SC GGF III beneficially owns 2,554,932 shares of Class B Common Stock, which represents approximately 2.6% of the outstanding Class A Common Stock calculated in accordance with the requirements of Rule 13d-3 under the Act. RB and DL are the managing members of SC GGF III. RB and DL disclaim beneficial ownerships of all such shares except to the extent of their individual pecuniary interest therein.
Sequoia Capital U.S. Growth Fund VIII beneficially owns 4,869,459 shares of Class B Common Stock, which represents approximately 4.8% of the outstanding Class A Common Stock calculated in accordance with the requirements of Rule 13d-3 under the Act.
USV 2010-SEED beneficially owns 235,201 shares of Class A Common Stock, which represents approximately 0.2% of the outstanding Class A Common Stock calculated in accordance with the requirements of Rule 13d-3 under the Act.
Sequoia Capital U.S. Growth Fund IX beneficially owns 2,225,077 shares of Class A Common Stock, which represents approximately 2.3% of the outstanding Class A Common Stock calculated in accordance with the requirements of Rule 13d-3 under the Act.
Sequoia Capital U.S. Growth Partners Fund IX beneficially owns 95,885 shares of Class A Common Stock, which represents approximately 0.1% of the outstanding Class A Common Stock calculated in accordance with the requirements of Rule 13d-3 under the Act.
Sequoia Capital U.S. Growth IX Principals Fund beneficially owns 242,788 shares of Class A Common Stock, which represents approximately 0.3% of the outstanding Class A Common Stock calculated in accordance with the requirements of Rule 13d-3 under the Act.
SC GGF III Management, as the general partner of SC GGF III, may be deemed to beneficially own an aggregate of 2,554,932 shares of Class B Common Stock, which represents approximately 2.6% of the outstanding Class A Common Stock calculated in accordance with the requirements of Rule 13d-3 under the Act.
SC U.S. Growth VIII Management, as the general partner of Sequoia Capital U.S. Growth Fund VIII, may be deemed to beneficially own an aggregate of 4,869,459 shares of Class B Common Stock, which represents approximately 4.8% of the outstanding Class A Common Stock calculated in accordance with the requirements of Rule 13d-3 under the Act.
USV 2010 Management, as the general partner of USV 2010-SEED, may be deemed to beneficially own an aggregate of 235,201 shares of Class A Common Stock, which represents approximately 0.2% of the outstanding Class A Common Stock calculated in accordance with the requirements of Rule 13d-3 under the Act.
SC U.S. Growth IX Management, as the general partner of each of Sequoia Capital U.S. Growth Fund IX, Sequoia Capital U.S. Growth Partners Fund IX and Sequoia Capital U.S. Growth IX Principals Fund, may be deemed to beneficially own an aggregate of 2,563,750 shares of Class A Common Stock, which represents approximately 2.7% of the outstanding Class A Common Stock calculated in accordance with the requirements of Rule 13d-3 under the Act.
SC US (TTGP), as the general partner of each of SC GGF III Management, SC U.S. Growth VIII Management, USV 2010 Management and SC U.S. Growth IX Management, may be deemed to beneficially own an aggregate of an aggregate of 2,798,951 shares of Class A Common Stock and 7,424,391 shares of Class B Common Stock, which represents approximately 9.9% of the outstanding Class A Common Stock calculated in accordance with the requirements of Rule 13d-3 under the Act.
By virtue of the relationship described herein, the Reporting Persons may be deemed to constitute a "group" for purposes of Rule 13(d)(3) of the Act.

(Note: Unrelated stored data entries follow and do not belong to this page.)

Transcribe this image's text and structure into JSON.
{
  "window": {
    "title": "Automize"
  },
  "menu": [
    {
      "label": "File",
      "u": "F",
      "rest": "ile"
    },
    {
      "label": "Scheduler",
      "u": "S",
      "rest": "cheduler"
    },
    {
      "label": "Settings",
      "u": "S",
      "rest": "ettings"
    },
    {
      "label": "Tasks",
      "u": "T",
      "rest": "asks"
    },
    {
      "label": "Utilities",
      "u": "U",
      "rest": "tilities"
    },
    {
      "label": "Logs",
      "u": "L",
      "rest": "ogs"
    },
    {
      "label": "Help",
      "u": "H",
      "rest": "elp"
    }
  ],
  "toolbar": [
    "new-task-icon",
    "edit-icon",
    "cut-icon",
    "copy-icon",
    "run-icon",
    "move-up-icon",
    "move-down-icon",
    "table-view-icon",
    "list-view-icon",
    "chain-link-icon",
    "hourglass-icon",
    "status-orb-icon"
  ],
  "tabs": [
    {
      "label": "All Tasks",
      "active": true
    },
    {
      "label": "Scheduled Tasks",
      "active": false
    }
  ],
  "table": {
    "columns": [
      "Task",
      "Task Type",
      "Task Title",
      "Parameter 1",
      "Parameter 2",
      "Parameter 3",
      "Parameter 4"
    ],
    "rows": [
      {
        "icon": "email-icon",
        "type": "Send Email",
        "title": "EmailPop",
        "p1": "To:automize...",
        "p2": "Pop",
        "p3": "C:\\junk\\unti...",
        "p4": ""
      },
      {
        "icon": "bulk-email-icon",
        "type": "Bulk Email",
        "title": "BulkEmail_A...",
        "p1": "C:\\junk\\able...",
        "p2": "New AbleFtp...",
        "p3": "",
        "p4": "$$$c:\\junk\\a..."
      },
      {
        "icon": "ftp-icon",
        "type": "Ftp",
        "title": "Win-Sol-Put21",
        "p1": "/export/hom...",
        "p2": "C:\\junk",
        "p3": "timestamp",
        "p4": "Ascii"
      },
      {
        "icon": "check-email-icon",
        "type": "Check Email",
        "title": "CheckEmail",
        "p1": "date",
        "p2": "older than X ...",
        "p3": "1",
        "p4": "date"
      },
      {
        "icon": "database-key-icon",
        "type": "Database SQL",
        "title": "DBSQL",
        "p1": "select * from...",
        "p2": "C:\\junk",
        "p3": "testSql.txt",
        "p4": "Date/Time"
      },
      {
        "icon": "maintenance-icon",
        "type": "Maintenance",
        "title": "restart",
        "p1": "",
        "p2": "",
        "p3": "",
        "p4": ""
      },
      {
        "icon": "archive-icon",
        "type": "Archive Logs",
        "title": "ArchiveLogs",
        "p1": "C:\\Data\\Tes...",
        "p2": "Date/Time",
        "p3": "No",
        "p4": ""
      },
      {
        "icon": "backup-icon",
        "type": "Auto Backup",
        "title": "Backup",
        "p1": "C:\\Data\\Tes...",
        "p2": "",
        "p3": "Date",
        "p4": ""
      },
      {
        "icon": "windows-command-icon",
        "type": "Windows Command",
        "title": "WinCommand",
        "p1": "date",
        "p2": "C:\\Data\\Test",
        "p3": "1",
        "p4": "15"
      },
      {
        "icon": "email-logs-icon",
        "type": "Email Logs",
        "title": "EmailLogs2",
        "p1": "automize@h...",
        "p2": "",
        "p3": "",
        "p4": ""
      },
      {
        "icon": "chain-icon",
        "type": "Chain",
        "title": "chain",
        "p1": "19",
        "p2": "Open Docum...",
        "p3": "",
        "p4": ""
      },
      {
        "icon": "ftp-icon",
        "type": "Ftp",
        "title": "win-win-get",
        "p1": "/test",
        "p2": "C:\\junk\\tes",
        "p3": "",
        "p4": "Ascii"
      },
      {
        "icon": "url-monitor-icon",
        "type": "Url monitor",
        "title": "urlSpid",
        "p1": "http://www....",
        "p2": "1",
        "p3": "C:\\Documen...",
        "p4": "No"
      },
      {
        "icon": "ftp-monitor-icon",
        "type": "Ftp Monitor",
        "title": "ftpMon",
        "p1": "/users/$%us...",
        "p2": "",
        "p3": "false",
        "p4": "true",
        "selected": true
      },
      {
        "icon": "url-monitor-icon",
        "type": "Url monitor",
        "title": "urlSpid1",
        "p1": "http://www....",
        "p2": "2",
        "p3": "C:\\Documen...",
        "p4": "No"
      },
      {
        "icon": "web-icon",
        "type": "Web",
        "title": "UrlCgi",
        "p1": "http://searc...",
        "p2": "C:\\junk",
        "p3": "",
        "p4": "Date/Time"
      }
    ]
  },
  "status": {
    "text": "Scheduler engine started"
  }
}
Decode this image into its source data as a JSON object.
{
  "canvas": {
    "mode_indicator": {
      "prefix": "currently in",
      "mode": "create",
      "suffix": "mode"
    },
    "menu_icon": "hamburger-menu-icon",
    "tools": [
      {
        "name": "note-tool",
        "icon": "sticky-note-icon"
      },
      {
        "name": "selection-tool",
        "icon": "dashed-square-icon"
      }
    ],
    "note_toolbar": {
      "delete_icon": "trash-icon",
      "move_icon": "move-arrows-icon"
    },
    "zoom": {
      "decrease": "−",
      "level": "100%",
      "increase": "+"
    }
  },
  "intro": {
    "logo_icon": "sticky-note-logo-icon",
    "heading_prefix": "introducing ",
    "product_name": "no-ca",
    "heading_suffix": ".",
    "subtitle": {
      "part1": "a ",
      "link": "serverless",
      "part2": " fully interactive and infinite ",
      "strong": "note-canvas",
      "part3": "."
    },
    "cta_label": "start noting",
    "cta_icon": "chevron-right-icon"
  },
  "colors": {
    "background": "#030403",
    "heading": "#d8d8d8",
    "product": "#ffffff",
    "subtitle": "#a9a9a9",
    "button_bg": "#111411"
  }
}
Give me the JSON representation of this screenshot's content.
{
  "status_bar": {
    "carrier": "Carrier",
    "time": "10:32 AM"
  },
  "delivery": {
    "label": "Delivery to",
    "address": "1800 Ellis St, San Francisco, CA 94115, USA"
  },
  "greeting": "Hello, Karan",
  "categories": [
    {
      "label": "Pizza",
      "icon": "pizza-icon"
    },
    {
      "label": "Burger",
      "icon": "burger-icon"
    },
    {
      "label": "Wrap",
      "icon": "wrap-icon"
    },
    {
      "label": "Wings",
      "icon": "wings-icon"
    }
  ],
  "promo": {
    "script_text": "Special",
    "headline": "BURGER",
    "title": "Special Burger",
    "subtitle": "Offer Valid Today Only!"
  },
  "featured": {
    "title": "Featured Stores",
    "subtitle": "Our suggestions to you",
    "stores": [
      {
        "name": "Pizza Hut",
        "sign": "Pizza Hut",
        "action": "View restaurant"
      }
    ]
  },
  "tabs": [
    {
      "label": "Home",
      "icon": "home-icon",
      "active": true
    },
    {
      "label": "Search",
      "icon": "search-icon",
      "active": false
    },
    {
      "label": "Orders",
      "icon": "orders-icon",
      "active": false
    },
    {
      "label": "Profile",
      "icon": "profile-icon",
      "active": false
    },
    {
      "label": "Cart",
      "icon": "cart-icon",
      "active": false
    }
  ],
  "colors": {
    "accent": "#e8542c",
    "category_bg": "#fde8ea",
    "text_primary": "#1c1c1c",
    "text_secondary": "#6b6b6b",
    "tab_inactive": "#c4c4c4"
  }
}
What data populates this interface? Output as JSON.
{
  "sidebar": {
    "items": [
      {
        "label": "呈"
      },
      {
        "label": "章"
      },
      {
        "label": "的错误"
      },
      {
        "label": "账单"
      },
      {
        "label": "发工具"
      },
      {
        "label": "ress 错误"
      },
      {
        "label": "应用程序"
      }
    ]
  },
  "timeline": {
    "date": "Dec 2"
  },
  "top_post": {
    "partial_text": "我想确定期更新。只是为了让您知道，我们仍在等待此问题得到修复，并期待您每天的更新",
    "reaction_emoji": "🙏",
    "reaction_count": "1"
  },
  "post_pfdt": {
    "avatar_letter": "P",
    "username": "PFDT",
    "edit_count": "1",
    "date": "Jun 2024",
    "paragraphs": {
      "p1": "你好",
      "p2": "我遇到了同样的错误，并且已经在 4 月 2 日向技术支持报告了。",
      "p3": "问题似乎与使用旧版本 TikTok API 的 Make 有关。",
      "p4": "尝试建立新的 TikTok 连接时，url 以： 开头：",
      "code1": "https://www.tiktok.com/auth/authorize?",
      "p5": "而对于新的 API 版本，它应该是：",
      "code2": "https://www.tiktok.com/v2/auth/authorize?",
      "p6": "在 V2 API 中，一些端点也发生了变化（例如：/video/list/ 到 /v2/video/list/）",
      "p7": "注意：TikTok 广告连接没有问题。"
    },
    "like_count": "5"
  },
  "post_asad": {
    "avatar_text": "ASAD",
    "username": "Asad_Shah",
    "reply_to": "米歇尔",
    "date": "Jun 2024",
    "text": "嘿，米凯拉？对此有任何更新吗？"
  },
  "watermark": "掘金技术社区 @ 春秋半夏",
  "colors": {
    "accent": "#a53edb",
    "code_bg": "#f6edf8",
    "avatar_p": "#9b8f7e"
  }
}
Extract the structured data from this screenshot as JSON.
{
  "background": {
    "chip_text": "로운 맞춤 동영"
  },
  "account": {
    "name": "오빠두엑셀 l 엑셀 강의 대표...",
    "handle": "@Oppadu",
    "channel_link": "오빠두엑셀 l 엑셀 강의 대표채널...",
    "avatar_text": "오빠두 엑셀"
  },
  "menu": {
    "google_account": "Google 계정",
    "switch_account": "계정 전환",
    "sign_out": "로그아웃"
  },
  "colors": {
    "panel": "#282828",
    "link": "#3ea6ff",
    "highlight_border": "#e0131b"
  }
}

Each Reporting Person expressly disclaims beneficial ownership of any securities reported herein except to the extent such Reporting Person actually exercises voting or dispositive power with respect to such securities. | |
(b) | The number of Class A Common Stock and Class B Common Stock as to which each of the Reporting Persons has sole or shared power to vote, direct the vote, dispose or direct the disposition are as set forth in rows seven through ten of the cover pages hereof. The information set forth in Item 2 is hereby incorporated by reference into this Item 5(b). | |
(c) | Except as described in Item 3 above and in this Item 5(c), the Reporting Persons have not effected any transactions in the Class A Common Stock and Class B Common Stock during the past 60 days. | |
(d) | No person other than the Reporting Persons is known to have the right to receive or the power to direct the receipt of dividends from, or the proceeds from the sale of, the Class A Common Stock beneficially owned by the Reporting Persons. | |
(e) | Not applicable. |
SIGNATURE | |
After reasonable inquiry and to the best of my knowledge and belief, I certify that the information set forth in this statement is true, complete and correct.